Your landscapes often evoke a deep sense of place.
How do you select the specific locations you paint, and what draws you to them?
“This is a question that I have often wondered about, and after all these years of painting, I feel even less certain about the answer than when I first began. There is so much mystery and intuition involved in choosing a painting spot. It has always seemed as though a spot chooses me, rather than the other way around. When I am quiet, listening, paying attention to a place, it is an opportunity to rest in the stillness and observe. The reason that a group of painters might go out to paint together and come away with vividly different pieces is that we all experience the world through our own filters, and my work for years has been to trust that small voice of intuition when it asks me to pause and look closely.”
You alternate between plein air painting and studio work.
Could you tell us more about how studying the environment directly influences your work?
“The small sketches that I make outdoors act as field studies, a way of gathering information from a place that can serve as a reminder of what it felt like to stand in that spot, how the air was moving, what it sounded like. The senses can be easily overwhelmed outdoors, with exposure to challenging temperatures and weather conditions, changing light, and even wildlife. When I'm painting, though, those chaotic elements fade and I enter a state of deep focus and a type of witnessing that only comes with painting. There is an unconscious recording of color notes, edges, a noticing of where the eye is drawn.”
“Back in the studio, those field studies are a touchstone as I make the larger canvases, drawing from the memory of that spot and reflecting on what resonated about it, where the power resided; was it the feeling of rising air, or the heaviness of the earth? In the studio I can simplify and expand. I can be more intentional about what elements remain and enjoy the scale of larger works and the impact they have in a space. I find that if I go too long without field work, the studio work begins to lose something, and both feel necessary. The field studies are a filling up of my reservoir; the studio work is a pouring out.”
Are there particular artists or movements that have impacted your work?
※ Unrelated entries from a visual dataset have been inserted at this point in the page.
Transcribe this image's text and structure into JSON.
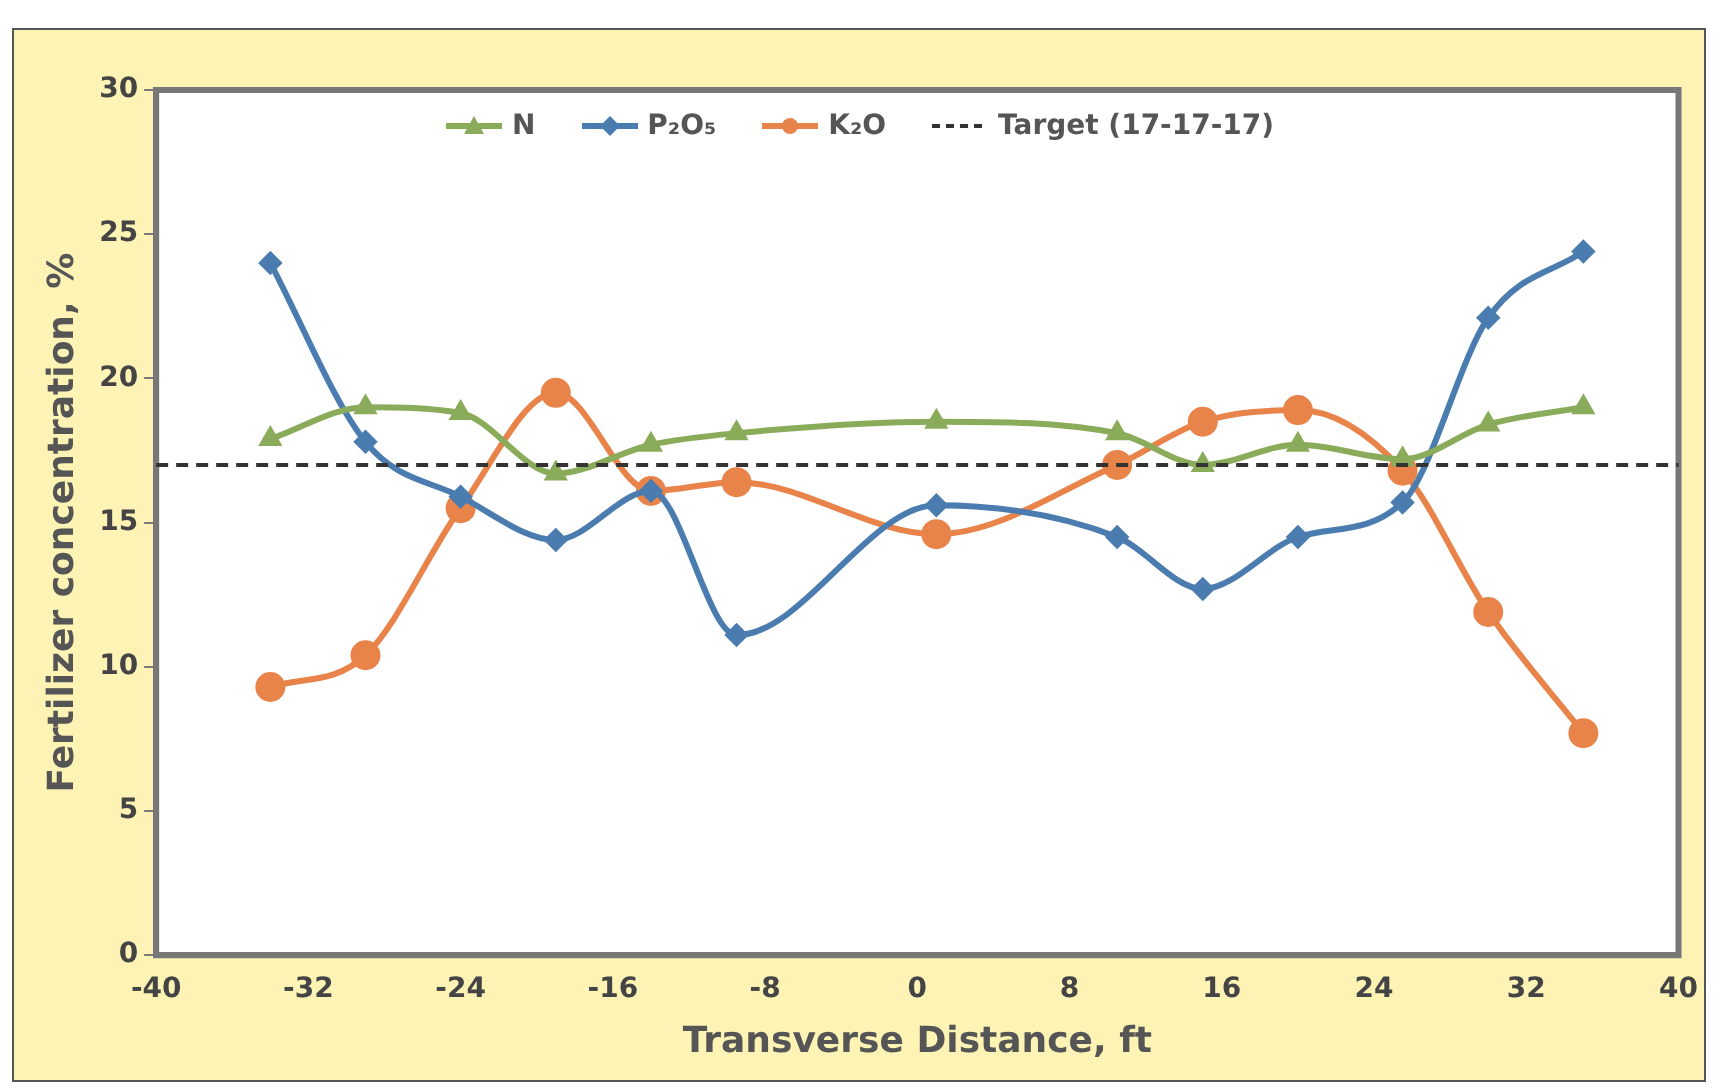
{
  "chart_data": {
    "type": "line",
    "xlabel": "Transverse Distance, ft",
    "ylabel": "Fertilizer concentration, %",
    "xlim": [
      -40,
      40
    ],
    "xticks": [
      -40,
      -32,
      -24,
      -16,
      -8,
      0,
      8,
      16,
      24,
      32,
      40
    ],
    "ylim": [
      0,
      30
    ],
    "yticks": [
      0,
      5,
      10,
      15,
      20,
      25,
      30
    ],
    "x": [
      -34,
      -29,
      -24,
      -19,
      -14,
      -9.5,
      1,
      10.5,
      15,
      20,
      25.5,
      30,
      35
    ],
    "series": [
      {
        "name": "N",
        "color": "#8aab5a",
        "marker": "triangle",
        "values": [
          17.9,
          19.0,
          18.8,
          16.7,
          17.7,
          18.1,
          18.5,
          18.1,
          17.0,
          17.7,
          17.2,
          18.4,
          19.0
        ]
      },
      {
        "name": "P₂O₅",
        "color": "#4a7cb0",
        "marker": "diamond",
        "values": [
          24.0,
          17.8,
          15.9,
          14.4,
          16.1,
          11.1,
          15.6,
          14.5,
          12.7,
          14.5,
          15.7,
          22.1,
          24.4
        ]
      },
      {
        "name": "K₂O",
        "color": "#e8834a",
        "marker": "circle",
        "values": [
          9.3,
          10.4,
          15.5,
          19.5,
          16.1,
          16.4,
          14.6,
          17.0,
          18.5,
          18.9,
          16.8,
          11.9,
          7.7
        ]
      }
    ],
    "ref_lines": [
      {
        "axis": "y",
        "value": 17,
        "label": "Target (17-17-17)",
        "color": "#333333",
        "line_style": "dashed"
      }
    ],
    "legend": "top",
    "grid": false
  }
}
“As a young painter, I adored the bravado of painters like John Singer Sargent and Winslow Homer, and the poetic stillness and tension of Whistler and Twachtman and their fellow tonalists. There is a particular Twachtman painting, Arques-la-Bataille, that I would visit almost every week at the Metropolitan Museum of Art when I was a student in NYC, long before I had any interest in painting landscapes, and it stuck with me on an unconscious level. I didn't understand at the time what was drawing me to it over and over, but I later learned that Twachtman spent his early years in Ohio just as I did, and I've often wondered if his experience of that particular landscape was the common thread.”
“In terms of influence, there is a relatively small number of painters that I would count as having clear impact on the direction of my work; I have a strong tendency to focus more on my direct interaction with the landscape and let that experience determine my direction rather than emulating others too closely.”